For Free Trade Among The States

Ray Keating The Christmas season is a time for giving gifts to family and friends. Maybe a selection or two from that out-of-state winery you visited a few months back would be nice. Place an order by telephone or over the Internet, and the wine can be delivered to your home.

Not so fast. Better check to see if you live in one of 24 states that actually outlaw direct shipments to consumers from out-of-state wineries. Against the law to buy your favorite wine? That’s pretty annoying. Indeed, it’s outrageous for consumers, and for the thousands of small wineries around the nation that justifiably would like to serve customers wherever they might live.

These restrictions have been challenged in court, and a case involving distribution prohibitions in Michigan and New York was argued before the U.S. Supreme Court on December 7, with a decision expected by June.

The Founding Fathers understood the various economic messes that could be created by politicians. It’s easy to envision elected officials in a state creating an environment whereby in-state businesses could easily sell their wares to residents, while making it far more costly or difficult for out-of-state businesses to do so -- perhaps even prohibiting those distant enterprises from making such sales. Fortunately, such protectionism among the states is not permitted under the Interstate Commerce Clause of the U.S. Constitution. Article I, Section 8 states, in part, that Congress shall “regulate Commerce with foreign Nations, and among the several States, and with the Indian tribes.” Making sure that protectionism did not spread among the states helped both consumers and producers, and played a key role in creating a robust, national economy.

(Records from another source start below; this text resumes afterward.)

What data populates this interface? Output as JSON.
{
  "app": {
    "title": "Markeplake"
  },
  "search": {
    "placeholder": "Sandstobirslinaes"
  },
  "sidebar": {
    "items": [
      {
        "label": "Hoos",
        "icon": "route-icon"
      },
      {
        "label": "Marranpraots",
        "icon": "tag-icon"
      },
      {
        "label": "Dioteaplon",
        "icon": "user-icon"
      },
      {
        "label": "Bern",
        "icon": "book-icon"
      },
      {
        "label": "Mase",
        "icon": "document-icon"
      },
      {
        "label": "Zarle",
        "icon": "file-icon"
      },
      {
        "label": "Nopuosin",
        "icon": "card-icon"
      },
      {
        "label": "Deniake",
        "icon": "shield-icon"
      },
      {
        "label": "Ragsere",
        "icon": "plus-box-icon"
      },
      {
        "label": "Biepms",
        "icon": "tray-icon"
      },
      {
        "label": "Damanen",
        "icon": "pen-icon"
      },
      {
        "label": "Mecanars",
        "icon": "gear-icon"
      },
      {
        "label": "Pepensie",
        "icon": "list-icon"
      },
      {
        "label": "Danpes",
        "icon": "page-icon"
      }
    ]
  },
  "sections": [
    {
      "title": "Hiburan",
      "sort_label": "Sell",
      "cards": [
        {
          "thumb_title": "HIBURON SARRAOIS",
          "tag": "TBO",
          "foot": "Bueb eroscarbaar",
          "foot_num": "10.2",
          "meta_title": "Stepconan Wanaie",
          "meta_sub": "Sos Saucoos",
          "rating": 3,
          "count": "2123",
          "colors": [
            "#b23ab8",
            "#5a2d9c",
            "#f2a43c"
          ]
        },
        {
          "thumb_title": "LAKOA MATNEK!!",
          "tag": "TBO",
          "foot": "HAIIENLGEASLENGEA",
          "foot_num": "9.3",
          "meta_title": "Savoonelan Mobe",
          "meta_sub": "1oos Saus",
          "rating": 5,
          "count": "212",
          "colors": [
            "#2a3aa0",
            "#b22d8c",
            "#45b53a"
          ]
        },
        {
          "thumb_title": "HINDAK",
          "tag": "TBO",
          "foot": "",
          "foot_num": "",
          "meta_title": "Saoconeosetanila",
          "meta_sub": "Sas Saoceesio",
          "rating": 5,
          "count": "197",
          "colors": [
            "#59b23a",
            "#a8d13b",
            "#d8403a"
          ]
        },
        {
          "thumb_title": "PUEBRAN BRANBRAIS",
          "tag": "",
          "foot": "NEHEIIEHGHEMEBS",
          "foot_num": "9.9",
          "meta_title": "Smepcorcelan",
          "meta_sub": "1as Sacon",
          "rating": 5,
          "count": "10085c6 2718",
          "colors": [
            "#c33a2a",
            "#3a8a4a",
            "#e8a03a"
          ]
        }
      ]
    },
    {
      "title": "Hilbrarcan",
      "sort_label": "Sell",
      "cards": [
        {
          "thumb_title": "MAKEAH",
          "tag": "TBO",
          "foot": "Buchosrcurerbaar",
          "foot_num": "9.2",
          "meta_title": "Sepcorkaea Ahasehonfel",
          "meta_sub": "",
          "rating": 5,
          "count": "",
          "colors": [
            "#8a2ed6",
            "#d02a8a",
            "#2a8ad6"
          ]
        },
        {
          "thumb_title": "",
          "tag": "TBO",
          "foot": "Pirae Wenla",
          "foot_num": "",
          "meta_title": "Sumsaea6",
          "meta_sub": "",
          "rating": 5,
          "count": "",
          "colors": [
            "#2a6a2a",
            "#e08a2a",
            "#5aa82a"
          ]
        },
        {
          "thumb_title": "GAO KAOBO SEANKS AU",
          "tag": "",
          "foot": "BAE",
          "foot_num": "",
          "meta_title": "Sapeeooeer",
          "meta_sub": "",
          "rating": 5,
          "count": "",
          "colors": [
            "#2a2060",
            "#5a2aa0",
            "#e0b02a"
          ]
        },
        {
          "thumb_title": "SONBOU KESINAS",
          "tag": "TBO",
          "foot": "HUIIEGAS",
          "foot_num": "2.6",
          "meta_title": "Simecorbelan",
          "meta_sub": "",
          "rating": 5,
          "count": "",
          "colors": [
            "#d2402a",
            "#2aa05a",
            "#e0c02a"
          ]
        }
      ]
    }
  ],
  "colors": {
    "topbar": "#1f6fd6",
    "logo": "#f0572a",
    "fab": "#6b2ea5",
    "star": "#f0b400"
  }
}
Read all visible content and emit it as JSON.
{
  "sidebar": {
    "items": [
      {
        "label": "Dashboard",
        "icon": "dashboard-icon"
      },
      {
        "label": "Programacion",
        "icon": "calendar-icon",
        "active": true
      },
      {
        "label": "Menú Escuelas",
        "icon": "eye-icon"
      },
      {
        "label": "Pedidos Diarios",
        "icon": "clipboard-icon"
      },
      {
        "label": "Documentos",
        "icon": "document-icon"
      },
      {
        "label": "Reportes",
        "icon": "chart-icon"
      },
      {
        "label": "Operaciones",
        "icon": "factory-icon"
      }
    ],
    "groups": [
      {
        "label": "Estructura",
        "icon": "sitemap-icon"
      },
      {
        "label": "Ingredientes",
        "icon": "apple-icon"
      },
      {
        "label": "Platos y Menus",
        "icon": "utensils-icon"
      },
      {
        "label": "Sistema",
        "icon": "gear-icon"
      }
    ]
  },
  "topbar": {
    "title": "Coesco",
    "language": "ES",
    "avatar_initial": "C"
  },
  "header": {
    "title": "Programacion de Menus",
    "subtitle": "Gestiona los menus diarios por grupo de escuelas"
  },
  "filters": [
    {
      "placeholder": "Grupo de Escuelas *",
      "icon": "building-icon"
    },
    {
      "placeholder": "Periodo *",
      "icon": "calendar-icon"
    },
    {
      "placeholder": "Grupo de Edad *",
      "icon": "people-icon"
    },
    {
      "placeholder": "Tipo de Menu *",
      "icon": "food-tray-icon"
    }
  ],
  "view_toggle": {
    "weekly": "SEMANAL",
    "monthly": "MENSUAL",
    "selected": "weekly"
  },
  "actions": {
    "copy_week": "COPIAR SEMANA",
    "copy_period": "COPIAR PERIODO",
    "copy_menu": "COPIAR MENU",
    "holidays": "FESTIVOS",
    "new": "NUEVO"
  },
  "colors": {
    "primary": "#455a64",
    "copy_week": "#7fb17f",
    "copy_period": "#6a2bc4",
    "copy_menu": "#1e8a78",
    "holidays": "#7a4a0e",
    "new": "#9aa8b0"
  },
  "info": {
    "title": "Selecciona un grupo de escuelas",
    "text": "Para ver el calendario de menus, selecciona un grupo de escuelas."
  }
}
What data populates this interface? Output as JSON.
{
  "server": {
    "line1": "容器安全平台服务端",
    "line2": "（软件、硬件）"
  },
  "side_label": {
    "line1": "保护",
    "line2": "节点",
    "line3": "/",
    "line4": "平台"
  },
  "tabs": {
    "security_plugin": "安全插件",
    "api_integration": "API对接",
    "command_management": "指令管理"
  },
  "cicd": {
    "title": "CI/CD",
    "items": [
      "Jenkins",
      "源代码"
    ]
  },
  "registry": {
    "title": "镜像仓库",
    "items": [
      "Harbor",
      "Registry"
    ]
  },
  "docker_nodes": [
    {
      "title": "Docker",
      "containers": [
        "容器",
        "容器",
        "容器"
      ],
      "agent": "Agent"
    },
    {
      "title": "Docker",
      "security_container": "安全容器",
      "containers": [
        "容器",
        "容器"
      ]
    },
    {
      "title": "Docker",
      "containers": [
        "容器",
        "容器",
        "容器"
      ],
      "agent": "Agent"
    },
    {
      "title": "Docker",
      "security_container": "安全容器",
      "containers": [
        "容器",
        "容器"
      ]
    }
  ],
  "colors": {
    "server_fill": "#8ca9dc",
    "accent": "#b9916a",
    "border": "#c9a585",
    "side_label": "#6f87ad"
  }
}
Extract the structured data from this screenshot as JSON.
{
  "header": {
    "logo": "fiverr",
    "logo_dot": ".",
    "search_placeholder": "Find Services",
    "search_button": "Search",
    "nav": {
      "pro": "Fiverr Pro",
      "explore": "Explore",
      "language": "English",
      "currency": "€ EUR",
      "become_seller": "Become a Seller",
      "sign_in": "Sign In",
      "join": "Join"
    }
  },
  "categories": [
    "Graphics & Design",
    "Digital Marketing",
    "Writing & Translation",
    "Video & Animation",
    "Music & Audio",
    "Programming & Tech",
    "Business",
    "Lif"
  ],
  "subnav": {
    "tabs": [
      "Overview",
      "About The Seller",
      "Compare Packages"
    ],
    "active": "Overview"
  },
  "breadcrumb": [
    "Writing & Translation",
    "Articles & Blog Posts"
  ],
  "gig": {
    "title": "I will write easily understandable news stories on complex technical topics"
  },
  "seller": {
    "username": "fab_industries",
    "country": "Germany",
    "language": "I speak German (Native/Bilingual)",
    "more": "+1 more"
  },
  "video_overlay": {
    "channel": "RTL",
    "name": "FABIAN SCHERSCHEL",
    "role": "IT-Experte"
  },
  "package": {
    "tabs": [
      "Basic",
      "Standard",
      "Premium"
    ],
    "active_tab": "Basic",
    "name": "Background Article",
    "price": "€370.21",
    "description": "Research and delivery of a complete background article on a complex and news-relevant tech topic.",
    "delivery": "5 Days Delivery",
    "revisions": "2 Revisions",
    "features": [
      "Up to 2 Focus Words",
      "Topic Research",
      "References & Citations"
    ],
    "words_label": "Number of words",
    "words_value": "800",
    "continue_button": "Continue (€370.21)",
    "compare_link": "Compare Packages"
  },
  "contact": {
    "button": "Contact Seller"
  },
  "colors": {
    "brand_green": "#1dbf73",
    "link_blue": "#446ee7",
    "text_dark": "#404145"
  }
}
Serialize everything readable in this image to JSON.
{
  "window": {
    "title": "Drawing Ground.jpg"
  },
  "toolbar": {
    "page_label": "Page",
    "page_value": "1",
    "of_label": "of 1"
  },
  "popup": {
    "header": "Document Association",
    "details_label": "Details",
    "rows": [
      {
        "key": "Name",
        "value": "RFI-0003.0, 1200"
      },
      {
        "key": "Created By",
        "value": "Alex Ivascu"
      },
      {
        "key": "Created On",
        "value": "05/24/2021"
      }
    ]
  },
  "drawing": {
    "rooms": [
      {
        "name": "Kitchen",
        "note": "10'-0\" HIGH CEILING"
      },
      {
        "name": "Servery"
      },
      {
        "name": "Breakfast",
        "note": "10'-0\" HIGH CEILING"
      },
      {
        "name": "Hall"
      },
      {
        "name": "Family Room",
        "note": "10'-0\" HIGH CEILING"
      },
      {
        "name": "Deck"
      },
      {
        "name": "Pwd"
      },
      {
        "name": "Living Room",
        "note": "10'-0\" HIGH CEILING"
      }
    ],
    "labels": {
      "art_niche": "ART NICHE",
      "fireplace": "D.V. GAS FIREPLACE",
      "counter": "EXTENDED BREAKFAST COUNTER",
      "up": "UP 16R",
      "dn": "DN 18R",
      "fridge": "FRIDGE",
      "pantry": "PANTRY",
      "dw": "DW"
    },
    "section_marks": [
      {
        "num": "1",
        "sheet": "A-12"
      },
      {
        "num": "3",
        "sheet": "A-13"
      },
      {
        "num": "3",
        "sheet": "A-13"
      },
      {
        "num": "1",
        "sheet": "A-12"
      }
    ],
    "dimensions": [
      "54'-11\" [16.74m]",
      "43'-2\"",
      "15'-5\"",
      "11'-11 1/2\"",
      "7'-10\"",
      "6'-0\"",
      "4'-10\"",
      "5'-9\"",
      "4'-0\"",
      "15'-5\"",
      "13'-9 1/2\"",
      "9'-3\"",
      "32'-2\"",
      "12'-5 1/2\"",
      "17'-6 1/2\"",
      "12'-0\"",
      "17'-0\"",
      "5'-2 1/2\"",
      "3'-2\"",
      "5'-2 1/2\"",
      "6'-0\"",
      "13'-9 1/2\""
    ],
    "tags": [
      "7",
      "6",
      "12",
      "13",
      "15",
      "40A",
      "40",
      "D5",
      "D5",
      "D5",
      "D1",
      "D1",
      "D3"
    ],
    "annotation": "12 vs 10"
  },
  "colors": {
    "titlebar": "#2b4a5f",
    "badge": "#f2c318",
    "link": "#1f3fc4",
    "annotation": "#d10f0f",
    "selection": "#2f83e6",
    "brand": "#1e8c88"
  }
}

Seems pretty clear. States don’t have the right to erect protectionist barriers. That would include prohibitions against direct wine shipments from out-of-state wineries. But what about Amendment XXI to the Constitution, which ended Prohibition? It states: “The transportation or importation into any State, Territory, or possession of the United States for delivery or use therein of intoxicating liquors, in violation of the laws thereof, is hereby prohibited.” Does this somehow override the Commerce Clause? Those favoring prohibitions on out-of-state direct wine shipments argue it does.

However, that’s a difficult position to defend. And that became clear during the arguments before the Supreme Court. Several newspaper stories reported the questions and comments made by various justices, and they seemed quite skeptical of the positions taken by the states restricting sales.

A key argument is that bans on out-of-state direct wine deliveries serve to protect minors from underage drinking. Newsday’s report noted skepticism among some justices. Justice Antonin Scalia reportedly observed: “What you’re arguing is not essential to states’ enforcement of alcohol laws. That’s shown by the fact that 26 states let wineries ship to customers.” Then there’s the issue that New York, for example, while not allowing out-of-state winemakers to make direct shipments, allows in-state wineries to do so. Justice David Souter noted that this undercut the underage drinking argument, saying: “The very activity you don’t want them to engage in, you engage in, or your local wineries.”

New York and Michigan also asserted that the XXI Amendment gives states carte blanche in making their alcohol laws. As noted in the New York Times, Michigan Solicitor General Thomas Casey said that the amendment permitted “mere protectionism.” However, this also did not sit well with some justices. Justice Stephen Breyer reportedly said that regarding the XXI Amendment, he found “not a word in any brief that I saw of any intent to get rid of the antidiscrimination principle.”

The winemaking business has blossomed in recent years. For example, the number of wineries has grown from 1,367 in 1985 to 3,726 this year, according to a Wall Street Journal report. These businesses should be able to reach customers across the nation. Twenty-six states allow for direct shipments from out-of-state wineries, and there is no sound constitutional, economic or societal reason for the denial of such deliveries in the other 24 states.

In addition, this case could easily have implications for other enterprises. The Journal noted that “15 states require mortgage lenders to maintain a brick-and-mortar presence to do business in those states.” There is legislation in Congress that would create a national market in health insurance, so that an individual living in New Jersey, for example, could shop around via the Internet to purchase health insurance in another state in order to save money and get appropriate coverage. The decision in this wine case could affect these and other areas in the marketplace where state lawmakers attempt to restrict access and choices for consumers.

The Commerce Clause of the U.S. Constitution makes economic sense and has served the nation well. It’s time to clear away assorted state-based restrictions that hurt both producers and consumers. Hopefully, this process will get a jumpstart if the U.S. Supreme Court upholds a free market in wine.

Raymond J. Keating is chief economist for the Small Business & Entrepreneurship Council.